May 12, 2014
Home prices experienced a sharp year-over-year surge in March, according to data contained in a CoreLogic report. In addition, the document contains predictions that these properties will surge 6.7 percent in the next year.
If this forecast is accurate, falling affordability could reduce loan origination, which in turn could hinder loan sales by reducing the supply of available mortgage debt.
Figures from the CoreLogic Home Price Index report showed that nationwide, these values appreciated 11.1 percent in March 2014 from the same time in 2013 when including distressed sales. As a result of the latest improvement, home prices have experienced year-over-year gains for every one of the last 25 months.
The sharp appreciation that these values experienced in March came after they surged 11.8 percent in February, which represented the most rapid expansion in eight years, according to MarketWatch.
Some states experienced very robust year-over-year appreciation. When including distressed sales, California home prices surged 17.2 percent during the period. Nevada experienced a 15.5 percent increase in these values. Properties gained 12.2 percent in Oregon. They rose 12.4 percent in Georgia, and 12.3 percent in Hawaii.
In addition, home prices in many states reached all-new highs, according to CoreLogic data reported by The Washington Post. Properties in the District of Columbia, Colorado, Wyoming, North Dakota, Texas and South Dakota all appreciated to these new record levels.
Bubble not a concern, says expert
Mark Fleming, chief economist for CoreLogic, stated there is no cause to fear another real estate bubble in these specific markets, according to the media outlet. He said that business conditions are getting stronger in these particular areas, and that there is no reason to worry about housing prices if they rise along with the economy.
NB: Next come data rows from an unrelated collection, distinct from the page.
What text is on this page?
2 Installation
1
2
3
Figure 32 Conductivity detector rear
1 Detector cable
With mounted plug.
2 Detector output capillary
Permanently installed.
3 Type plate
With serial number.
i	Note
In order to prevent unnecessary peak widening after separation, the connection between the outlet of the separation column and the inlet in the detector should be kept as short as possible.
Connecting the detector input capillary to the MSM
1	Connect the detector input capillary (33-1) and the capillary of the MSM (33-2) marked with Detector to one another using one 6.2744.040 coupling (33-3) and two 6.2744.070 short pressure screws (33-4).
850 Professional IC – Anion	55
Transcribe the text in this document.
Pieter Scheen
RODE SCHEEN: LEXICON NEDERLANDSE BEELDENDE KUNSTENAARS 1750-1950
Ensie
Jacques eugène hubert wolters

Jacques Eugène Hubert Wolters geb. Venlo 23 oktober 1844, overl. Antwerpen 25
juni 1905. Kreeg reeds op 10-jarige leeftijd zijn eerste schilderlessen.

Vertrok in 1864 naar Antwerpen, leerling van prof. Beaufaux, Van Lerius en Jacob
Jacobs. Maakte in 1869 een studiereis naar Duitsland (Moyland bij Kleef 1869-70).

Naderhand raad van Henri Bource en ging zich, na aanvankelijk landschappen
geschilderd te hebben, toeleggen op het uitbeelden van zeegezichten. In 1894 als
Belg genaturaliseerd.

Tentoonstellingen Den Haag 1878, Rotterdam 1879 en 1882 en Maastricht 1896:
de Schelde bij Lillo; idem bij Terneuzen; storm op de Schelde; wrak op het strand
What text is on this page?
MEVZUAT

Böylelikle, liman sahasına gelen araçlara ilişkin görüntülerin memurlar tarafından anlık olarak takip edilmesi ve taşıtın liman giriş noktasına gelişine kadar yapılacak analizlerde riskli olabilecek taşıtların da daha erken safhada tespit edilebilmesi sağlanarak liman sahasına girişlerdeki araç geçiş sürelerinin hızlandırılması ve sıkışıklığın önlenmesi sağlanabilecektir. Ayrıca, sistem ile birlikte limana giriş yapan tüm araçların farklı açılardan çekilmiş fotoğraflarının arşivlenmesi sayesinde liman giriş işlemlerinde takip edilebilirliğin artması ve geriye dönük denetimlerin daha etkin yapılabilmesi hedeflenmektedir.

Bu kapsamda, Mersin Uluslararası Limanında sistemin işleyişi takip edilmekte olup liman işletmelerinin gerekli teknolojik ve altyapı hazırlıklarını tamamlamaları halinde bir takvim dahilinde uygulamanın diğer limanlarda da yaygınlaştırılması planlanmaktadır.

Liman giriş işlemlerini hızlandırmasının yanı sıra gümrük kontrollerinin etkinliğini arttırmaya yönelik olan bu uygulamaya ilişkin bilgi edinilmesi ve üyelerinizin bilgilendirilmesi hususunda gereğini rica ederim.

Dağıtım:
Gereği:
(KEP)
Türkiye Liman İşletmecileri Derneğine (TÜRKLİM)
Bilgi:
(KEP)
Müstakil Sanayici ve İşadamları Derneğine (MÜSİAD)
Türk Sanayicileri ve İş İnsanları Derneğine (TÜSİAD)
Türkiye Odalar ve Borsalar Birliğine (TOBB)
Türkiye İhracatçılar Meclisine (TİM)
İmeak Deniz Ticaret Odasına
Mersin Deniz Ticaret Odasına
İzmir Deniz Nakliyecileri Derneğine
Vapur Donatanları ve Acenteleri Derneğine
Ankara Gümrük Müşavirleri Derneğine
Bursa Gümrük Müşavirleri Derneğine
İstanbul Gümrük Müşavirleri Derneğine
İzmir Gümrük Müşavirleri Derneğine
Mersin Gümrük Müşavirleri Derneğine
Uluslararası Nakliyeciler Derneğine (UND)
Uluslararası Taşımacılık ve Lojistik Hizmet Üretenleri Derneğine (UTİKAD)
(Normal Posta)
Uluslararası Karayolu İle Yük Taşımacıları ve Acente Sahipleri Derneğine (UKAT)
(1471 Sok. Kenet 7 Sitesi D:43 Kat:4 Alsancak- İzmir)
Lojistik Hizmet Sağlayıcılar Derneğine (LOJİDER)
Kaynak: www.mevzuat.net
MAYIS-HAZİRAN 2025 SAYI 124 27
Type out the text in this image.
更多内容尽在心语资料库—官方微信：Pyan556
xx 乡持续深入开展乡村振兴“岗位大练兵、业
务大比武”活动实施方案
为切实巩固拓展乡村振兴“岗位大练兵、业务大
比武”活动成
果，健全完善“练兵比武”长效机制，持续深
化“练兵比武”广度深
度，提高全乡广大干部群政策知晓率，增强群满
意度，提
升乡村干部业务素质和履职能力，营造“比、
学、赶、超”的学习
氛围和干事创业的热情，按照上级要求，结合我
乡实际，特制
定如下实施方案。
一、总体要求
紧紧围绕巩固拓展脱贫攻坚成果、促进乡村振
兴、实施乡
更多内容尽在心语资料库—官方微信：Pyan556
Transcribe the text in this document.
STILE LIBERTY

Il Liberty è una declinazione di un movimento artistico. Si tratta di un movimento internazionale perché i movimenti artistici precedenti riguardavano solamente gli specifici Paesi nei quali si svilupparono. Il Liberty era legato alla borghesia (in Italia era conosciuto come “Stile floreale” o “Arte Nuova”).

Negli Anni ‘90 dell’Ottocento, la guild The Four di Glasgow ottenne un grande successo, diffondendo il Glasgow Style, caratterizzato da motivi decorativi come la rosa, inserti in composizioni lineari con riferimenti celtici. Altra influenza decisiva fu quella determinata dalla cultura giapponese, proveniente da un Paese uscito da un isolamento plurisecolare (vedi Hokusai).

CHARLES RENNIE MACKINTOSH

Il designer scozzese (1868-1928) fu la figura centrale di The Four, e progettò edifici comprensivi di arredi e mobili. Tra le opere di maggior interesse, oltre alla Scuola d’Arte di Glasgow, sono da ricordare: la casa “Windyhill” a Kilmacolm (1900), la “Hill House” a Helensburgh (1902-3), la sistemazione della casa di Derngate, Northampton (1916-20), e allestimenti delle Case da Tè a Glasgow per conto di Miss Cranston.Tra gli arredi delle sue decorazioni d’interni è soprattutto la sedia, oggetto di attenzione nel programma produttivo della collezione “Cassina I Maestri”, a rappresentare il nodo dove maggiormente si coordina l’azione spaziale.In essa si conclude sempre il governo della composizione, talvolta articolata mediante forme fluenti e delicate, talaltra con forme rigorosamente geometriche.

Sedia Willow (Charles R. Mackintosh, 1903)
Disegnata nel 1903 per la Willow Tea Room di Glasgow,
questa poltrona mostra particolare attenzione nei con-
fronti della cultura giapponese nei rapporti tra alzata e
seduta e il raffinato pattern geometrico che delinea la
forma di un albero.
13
"You only need a little positive price appreciation and strong demographics going in your favor in those areas to surpass the prior peak," Fleming said, the news source reported. "None of those were bubble markets."
Month-over-month appreciation modest
In addition, the CoreLogic chief economist noted the minor gain that home prices experienced between March 2014 and February. Including distressed sales, these values rose 1.4 percent between the two periods.
"March data on new and existing home sales was weaker than expected and is a cause for concern as we enter the spring buying season," Fleming said. "Interest rate-disenfranchised potential sellers are adding to the existing shadow inventory, while buyers who can't find what they want to buy are on the sidelines creating a new kind of 'shadow demand.' This supply and demand imbalance continues to drive home prices higher, even though transaction volumes are lower than expected."
However, some states have home prices that are still far behind where they were during the last real estate boom, according to The Washington Post. In some of these areas, investors purchased discounted properties in an effort to lock in strong returns. When homes became more expensive, these market participants lost interest.
These developments could potentially ease the pressures that would undermine loan origination and loan sales.